No, this isn't the primary reason at all! We met in my hometown 8 years ago, and lived there throughout college and for a few months after graduation. He has always known that I have wanted to live near my family. I love my hometown, and my family is extremely close. I'm very homesick being away from them, and from my hometown in general.
My ideal plan was not to move there immediately. I know that's not realistic. But (as I explained to him last night again), thinking about buying property where we live now is depressing. I've been unhappy here for the last three years, and the thought of buying a house and being locked in here forever is almost unbearable. The only thing that makes me happy here is him, our cat, and our close friends (who might leave). At the very least, I'd like a plan to go back home... maybe when in a few years when we can buy a house.

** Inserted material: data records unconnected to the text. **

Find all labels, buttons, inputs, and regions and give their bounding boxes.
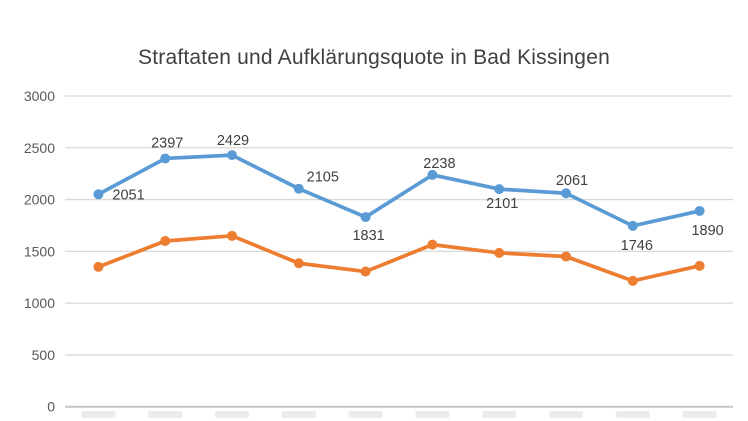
series-blue-marker (561, 188, 571, 199)
series-blue-marker (494, 184, 505, 195)
x-axis-label-cropped (81, 411, 116, 418)
data-label: 2101 (486, 196, 518, 212)
series-blue-marker (427, 169, 438, 180)
y-tick-label: 2000 (24, 192, 55, 208)
x-axis-label-cropped (348, 411, 383, 418)
data-label: 2105 (307, 170, 339, 186)
series-blue-marker (160, 153, 171, 164)
data-label: 2429 (217, 133, 249, 149)
series-blue-marker (694, 205, 705, 216)
x-axis-label-cropped (148, 411, 183, 418)
series-blue-marker (293, 183, 304, 194)
x-axis-label-cropped (215, 411, 249, 418)
series-orange-marker (694, 260, 705, 271)
series-blue-marker (627, 220, 638, 231)
x-axis-label-cropped (415, 411, 450, 418)
y-tick-label: 0 (47, 399, 55, 415)
x-axis-label-cropped (682, 411, 717, 418)
data-label: 2051 (112, 187, 144, 203)
series-blue-line (96, 153, 702, 228)
x-axis-label-cropped (615, 411, 650, 418)
data-label: 2397 (151, 135, 183, 151)
series-orange-marker (360, 266, 371, 277)
y-tick-label: 1500 (24, 243, 55, 259)
series-orange-marker (427, 239, 438, 250)
series-orange-marker (293, 258, 304, 269)
series-orange-marker (561, 251, 571, 262)
series-blue-marker (227, 150, 237, 161)
data-label: 2238 (423, 156, 455, 172)
series-blue-marker (360, 212, 371, 223)
y-tick-label: 500 (32, 347, 56, 363)
data-label: 2061 (556, 173, 588, 189)
y-tick-label: 1000 (24, 295, 55, 311)
x-axis-label-cropped (482, 411, 517, 418)
y-tick-label: 3000 (24, 88, 55, 104)
x-axis-label-cropped (549, 411, 583, 418)
series-orange-marker (160, 235, 171, 246)
x-axis-label-cropped (281, 411, 316, 418)
series-orange-marker (494, 247, 505, 258)
series-orange-line (96, 233, 702, 283)
series-orange-marker (627, 275, 638, 286)
chart-title: Straftaten und Aufklärungsquote in Bad K… (138, 46, 610, 69)
series-orange-marker (93, 261, 104, 272)
data-label: 1746 (621, 238, 653, 254)
series-orange-marker (227, 230, 237, 241)
series-blue-marker (93, 189, 104, 200)
data-label: 1831 (352, 228, 384, 244)
y-tick-label: 2500 (24, 140, 55, 156)
data-label: 1890 (691, 223, 723, 239)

And anssett: if we bought a house in a "less expensive neighborhood", we'd potentially be looking at commuting at least an hour to work one way. A pro's and con's list is a great idea, and might be the best way to go for us so that we discuss it rationally; I'll have to mention it the next time that we discuss this. Thank you!
I can relate. I'm from NJ and my husband is from Pennsylvania. We were both working in the philadelphia area (I was communting from jersey) and my husband (then fiance) was living in the city, so when both our leases were up and we decided to live together, I decided to give center city Philadelphia a try. He loves the city life, I on the other hand was completely miserable. I was a surburb girl and just couldn't get used to it. I'm also extremely close to my family, and used to see my sisters and parents several times a week. Even though I only lived a half hour or so away, they rarely visited because parking was a hassle. I didn't have my car, since I was taking public transportation to work, and I felt trapped there! My husband is close with his family as well, who live about a half hour out of the city on the PA side, but he didn't understabnd the relationship I have with them, and thought i was being dramatic. When it came time to house hunt after we got engaged and our wedding was nearing, my husband wanted to move to PA and I wanted to move to NJ. We had quite a few arguments! He just so happened to get a better paying job in the same field, at an office in NJ (right near where I grew up), so we ended up buying there bc at that point it made sense to, and he even agreed. But if that hadn't happened, I don't know what we would have done. We would have had to compromise somehow.
I definitely wouldn't leave your area until each of you have new jobs in the area you plan to relocate, because like an PP said, the economy is no joke! I do wish you luck though, because I (kind of) know how you feel!